Even though his view did not prevail, notice should be paid to Justice Gorsuch’s argument that such regulations violate the First Amendment. In both the New York case, Dr. A. v. Hochul, and the Maine case, Does v. Mills, Gorsuch cites the 1981 decision Thomas v. Review Board of the Indiana Employment Security Division, which has become the Court’s go-to precedent for cases in which people object either to having to contribute to an action they believe to be wrong (e.g. baking a cake for a same-sex wedding) or to having to make use of an action they believe to have been wrong (e.g. taking vaccines that were tested or developed using a cell line derived from an abortion). The first kind of case involves what ethicists call “cooperation”; the second involves “appropriation.” The problem is that the decision in Thomas v. Review Board of the Indiana Employment Security Division is fundamentally confused. And that is also a problem for the important cause of religious liberty.
Eddie Thomas was a Jehovah’s Witness. He worked at a roll foundry making sheet steel, which is used in all sorts of things. The roll foundry closed, however, and Thomas’s employer gave him a new job making tank turrets. For religious reasons, Thomas sought to be reassigned to work that did not directly serve the military, only to learn that all his employer’s remaining operations were in arms production. So he asked to be laid off. After his employer denied his request, he quit and applied for unemployment benefits in Indiana, his state of residence. His application was denied, despite the recognition that he had acted on his religious beliefs as a Jehovah’s Witness.

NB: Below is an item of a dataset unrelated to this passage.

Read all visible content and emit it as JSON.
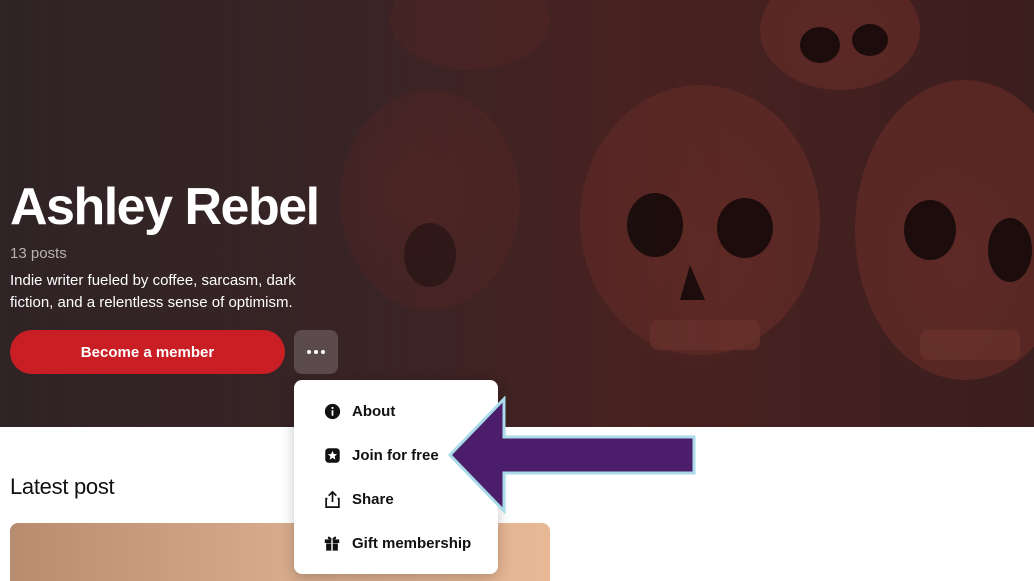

Eventually, the case came before the Supreme Court.
In an 8-1 decision, the Court observed that Thomas “drew a line” between working in the roll foundry, which he found “sufficiently insulated from producing weapons of war,” and working on tank turrets, which he believed made him complicit in war-making. The Court went on to state that “it is not for us to say that the line he drew was an unreasonable one.” For “religious beliefs need not be acceptable, logical, consistent, or comprehensible in order to merit First Amendment protection.” Instead, the Court decided that the case turned on the question of whether Thomas “terminated his work because of an honest conviction that such work was forbidden by his religion.”